UpDate - Vol. 15, No. 22, Page 7
February 29, 1996
Among the best; UD team places 7th in international programming
A University team of three undergraduates placed seventh in an
international computer programming contest, held Feb. 17 in
Philadelphia.
Of the 1,001 teams from four continents who competed last fall at
regional contests, 43 teams advanced to the international finals.
On Feb. 17, Delaware's team solved five of seven challenging
programming problems in the five-hour time period, earning a position
in the 10-way draw for seventh place. Ranking was based on the number
of problems answered correctly and the time it took to solve them.

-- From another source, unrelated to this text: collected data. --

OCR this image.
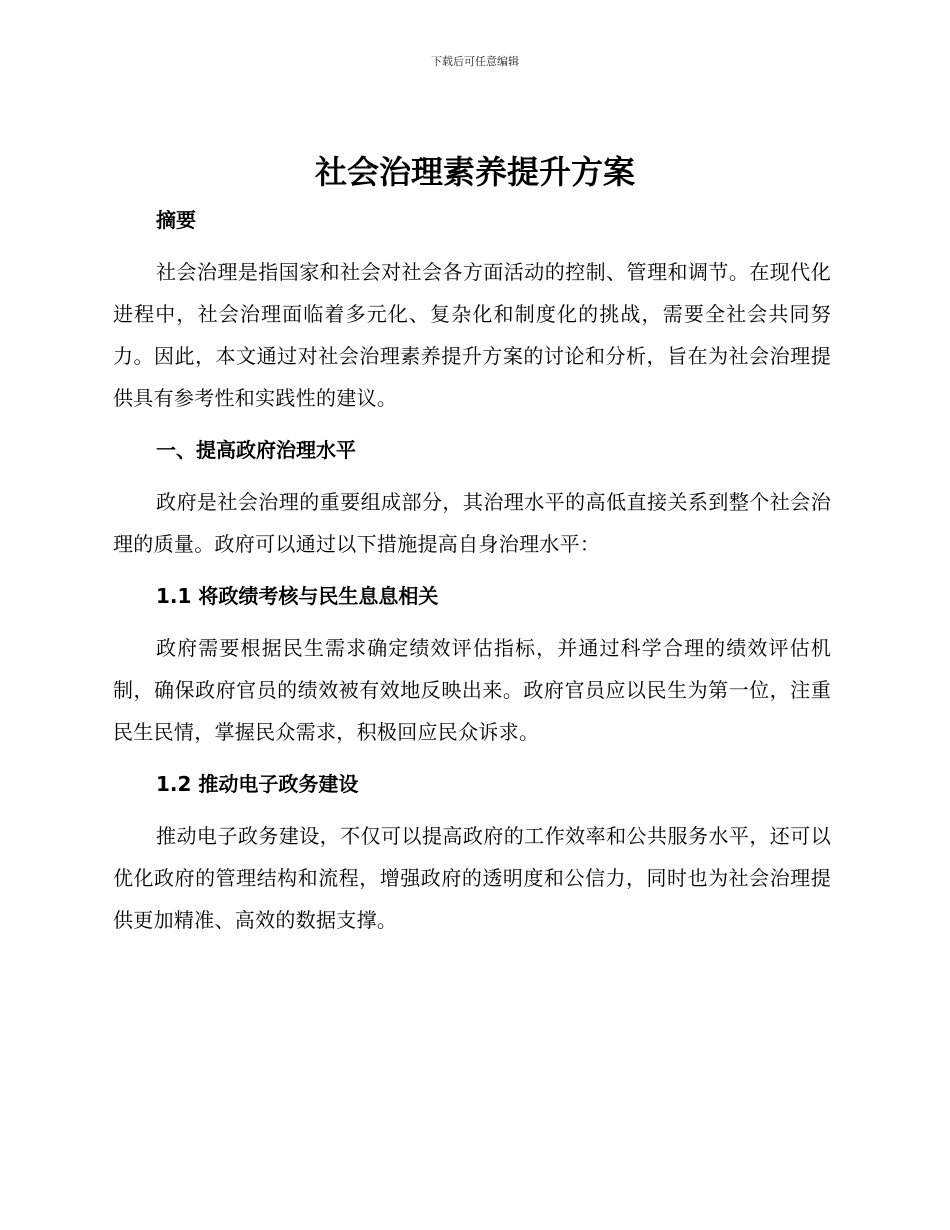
下载后可任意编辑
社会治理素养提升方案
摘要

社会治理是指国家和社会对社会各方面活动的控制、管理和调节。在现代化进程中，社会治理面临着多元化、复杂化和制度化的挑战，需要全社会共同努力。因此，本文通过对社会治理素养提升方案的讨论和分析，旨在为社会治理提供具有参考性和实践性的建议。

一、提高政府治理水平

政府是社会治理的重要组成部分，其治理水平的高低直接关系到整个社会治理的质量。政府可以通过以下措施提高自身治理水平：

1.1 将政绩考核与民生息息相关

政府需要根据民生需求确定绩效评估指标，并通过科学合理的绩效评估机制，确保政府官员的绩效被有效地反映出来。政府官员应以民生为第一位，注重民生民情，掌握民众需求，积极回应民众诉求。

1.2 推动电子政务建设

推动电子政务建设，不仅可以提高政府的工作效率和公共服务水平，还可以优化政府的管理结构和流程，增强政府的透明度和公信力，同时也为社会治理提供更加精准、高效的数据支撑。
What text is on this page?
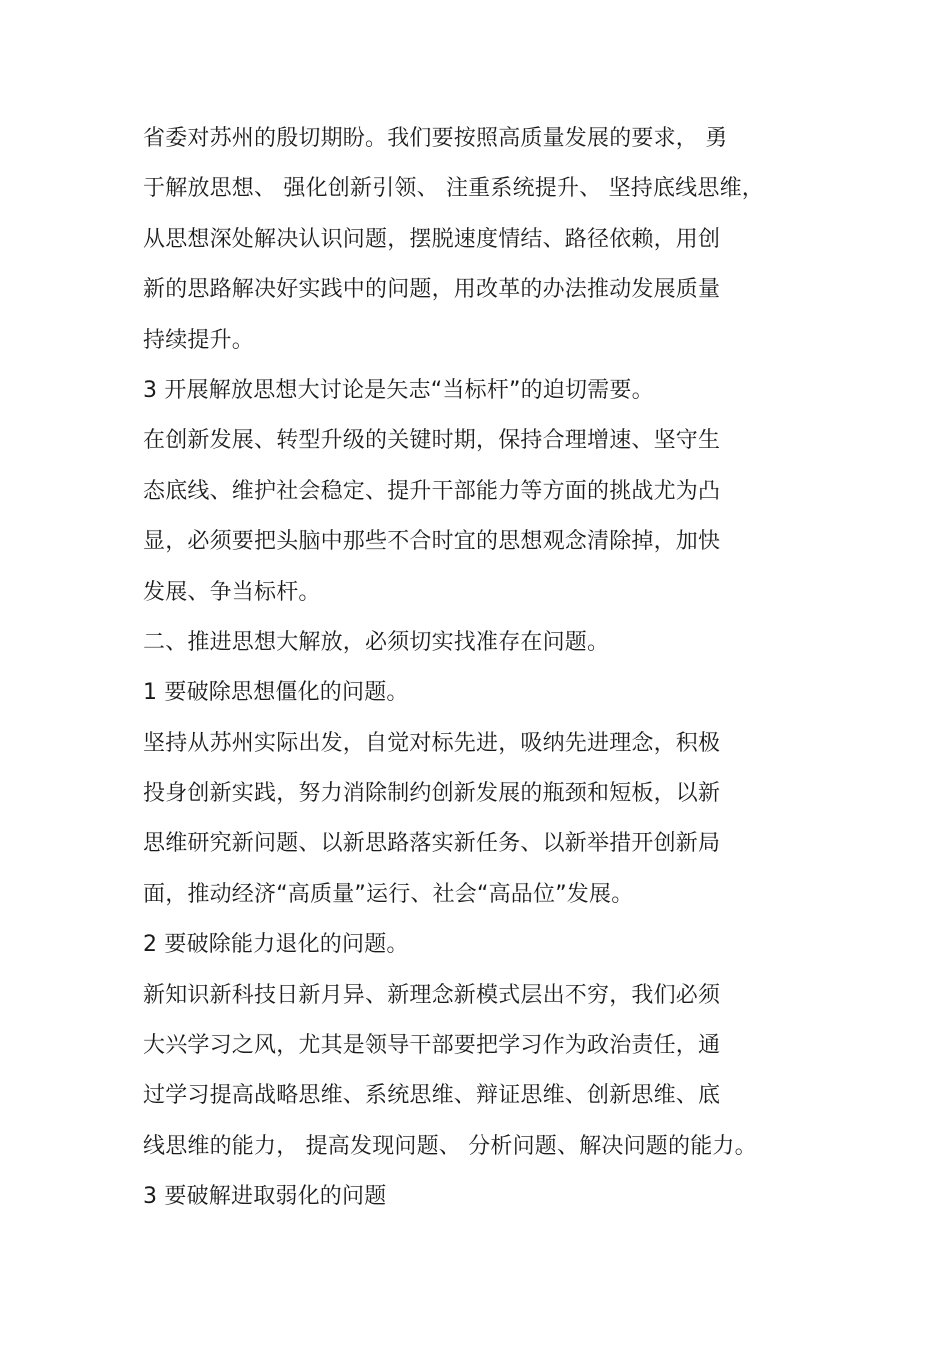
省委对苏州的殷切期盼。我们要按照高质量发展的要求， 勇
于解放思想、 强化创新引领、 注重系统提升、 坚持底线思维，
从思想深处解决认识问题，摆脱速度情结、路径依赖，用创
新的思路解决好实践中的问题，用改革的办法推动发展质量
持续提升。
3 开展解放思想大讨论是矢志“当标杆”的迫切需要。
在创新发展、转型升级的关键时期，保持合理增速、坚守生
态底线、维护社会稳定、提升干部能力等方面的挑战尤为凸
显，必须要把头脑中那些不合时宜的思想观念清除掉，加快
发展、争当标杆。
二、推进思想大解放，必须切实找准存在问题。
1 要破除思想僵化的问题。
坚持从苏州实际出发，自觉对标先进，吸纳先进理念，积极
投身创新实践，努力消除制约创新发展的瓶颈和短板，以新
思维研究新问题、以新思路落实新任务、以新举措开创新局
面，推动经济“高质量”运行、社会“高品位”发展。
2 要破除能力退化的问题。
新知识新科技日新月异、新理念新模式层出不穷，我们必须
大兴学习之风，尤其是领导干部要把学习作为政治责任，通
过学习提高战略思维、系统思维、辩证思维、创新思维、底
线思维的能力， 提高发现问题、 分析问题、解决问题的能力。
3 要破解进取弱化的问题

Team members included Terry Haddock, a junior majoring in
computer and information sciences from Townsend; Geoffrey Pease, a
junior electrical engineering major from Newark; and David Stabosz, a
senior electrical engineering major from Newark.
Sharing seventh place with the Delaware team were teams from
Albert-Ludwigs Universitat, Hong Kong University of Science and
Technology, the universities of Auckland and Toronto, Virginia
Polytechnic Institute and State University and Simon Fraser, Comenius,
Columbia and Carnegie-Mellon universities.
Team coach David Saunders, computer and information sciences at
the University, called the UD team's performance "outstanding." He
said the problems that the teams solve are often posed in a game-like
setting.
"For example, one problem is called 'Cutting Corners,'" he said,
"which involves finding the shortest route for a bicycle messenger.
The messenger must obey certain rules of the road such as not riding
through walls of buildings. The input to the program is a description
of the town (positions and shapes of the buildings), with the starting
point and destination. The output is a description of the shortest
valid route.The program must be written so that it works correctly
when given the description of any town."
The University of California at Berkeley and Harvard University
teams solved six of the seven computing problems, earning first and
second place, respectively. Also solving six problems correctly were
the teams from the University of Waterloo (third) and the University
of Sofia (fourth). The Massachusetts Institute of Technology and the
University of Queensland teams answered five problems in a shorter
period of time to take fifth and sixth places, respectively.
The competition was sponsored by ACM, the professional
organization for computer researchers and software developers.